IPS works on the Merlin FW. The INLINE mode depends on the NIC drivers. It's functional. There is confusion between IDS and IPS.
Perhaps the option use-mmap: yes is giving problems.
I have been using Suricata for some time. I have version 5.0.3 and I am totally dependent.

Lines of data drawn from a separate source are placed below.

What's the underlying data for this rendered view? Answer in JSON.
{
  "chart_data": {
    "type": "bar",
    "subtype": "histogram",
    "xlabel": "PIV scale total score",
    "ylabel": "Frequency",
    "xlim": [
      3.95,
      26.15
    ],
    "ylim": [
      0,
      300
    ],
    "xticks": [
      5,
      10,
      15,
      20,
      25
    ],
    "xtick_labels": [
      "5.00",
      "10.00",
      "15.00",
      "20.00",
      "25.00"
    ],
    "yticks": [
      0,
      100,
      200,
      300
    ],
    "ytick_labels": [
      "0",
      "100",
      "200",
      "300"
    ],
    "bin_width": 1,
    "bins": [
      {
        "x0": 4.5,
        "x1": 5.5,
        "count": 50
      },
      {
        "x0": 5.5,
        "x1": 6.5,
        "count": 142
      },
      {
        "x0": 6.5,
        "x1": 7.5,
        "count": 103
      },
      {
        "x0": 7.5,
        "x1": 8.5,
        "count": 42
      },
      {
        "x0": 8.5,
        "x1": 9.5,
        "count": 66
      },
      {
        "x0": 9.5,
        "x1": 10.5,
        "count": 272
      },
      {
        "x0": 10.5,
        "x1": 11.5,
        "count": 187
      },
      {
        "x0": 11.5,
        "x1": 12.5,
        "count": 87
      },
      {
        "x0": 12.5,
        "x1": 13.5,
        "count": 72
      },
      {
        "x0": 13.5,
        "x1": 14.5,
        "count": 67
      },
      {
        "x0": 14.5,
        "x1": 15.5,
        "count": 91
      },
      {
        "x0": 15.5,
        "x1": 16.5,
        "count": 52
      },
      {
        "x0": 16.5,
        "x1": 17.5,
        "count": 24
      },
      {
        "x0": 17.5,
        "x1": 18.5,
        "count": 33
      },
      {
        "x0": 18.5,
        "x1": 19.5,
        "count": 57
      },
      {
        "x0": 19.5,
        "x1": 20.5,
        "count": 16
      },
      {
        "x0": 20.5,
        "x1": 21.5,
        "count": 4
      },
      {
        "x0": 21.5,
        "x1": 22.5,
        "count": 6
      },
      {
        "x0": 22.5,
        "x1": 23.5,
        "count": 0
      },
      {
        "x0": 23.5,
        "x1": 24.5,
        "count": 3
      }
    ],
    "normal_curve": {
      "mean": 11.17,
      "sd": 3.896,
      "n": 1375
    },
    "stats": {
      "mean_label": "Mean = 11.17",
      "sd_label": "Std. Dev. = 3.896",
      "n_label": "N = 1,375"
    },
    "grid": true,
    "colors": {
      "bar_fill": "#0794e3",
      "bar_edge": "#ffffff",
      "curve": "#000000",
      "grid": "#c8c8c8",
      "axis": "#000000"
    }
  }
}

As usual, you are right on point. I made changes to use-mmap: no and now suricata and cake play nice together!

Thanks @rgnldo !!

 

[Smokey613]

Latest config entry for IPS

af-packet:
- interface: eth0
cluster-id: 98
copy-mode: ips
copy-iface: br0
use-mmap: no
tpacket-v3: no
- interface: br0
cluster-id: 97
copy-mode: ips
copy-iface: eth0
use-mmap: no
tpacket-v3: no

 

[XIII]

I made changes to use-mmap: no

But isn't mmap required for IPS?

For AF_PACKET IPS mode:

The implementation of this mode is dependent of the zero copy mode of AF_PACKET. Thus you need to set use-mmap to yes on both interface.

 

[rgnldo]

AF_PACKET IPS mode:

copy-mode: ips is dual layer
This setting is for IPS INLINE mode, layer 2. IPS inline mode is not always possible to configure. Therefore, it is necessary to configure netfilter with iptables and other configurations. The default configuration is sufficient for an IDS/IPS. It's functional.

 

[rgnldo]

Latest config entry for IPS

af-packet:
- interface: eth0
cluster-id: 98
copy-mode: ips
copy-iface: br0
use-mmap: no
tpacket-v3: no
- interface: br0
cluster-id: 97
copy-mode: ips
copy-iface: eth0
use-mmap: no
tpacket-v3: no

Leave it as it is in the default file.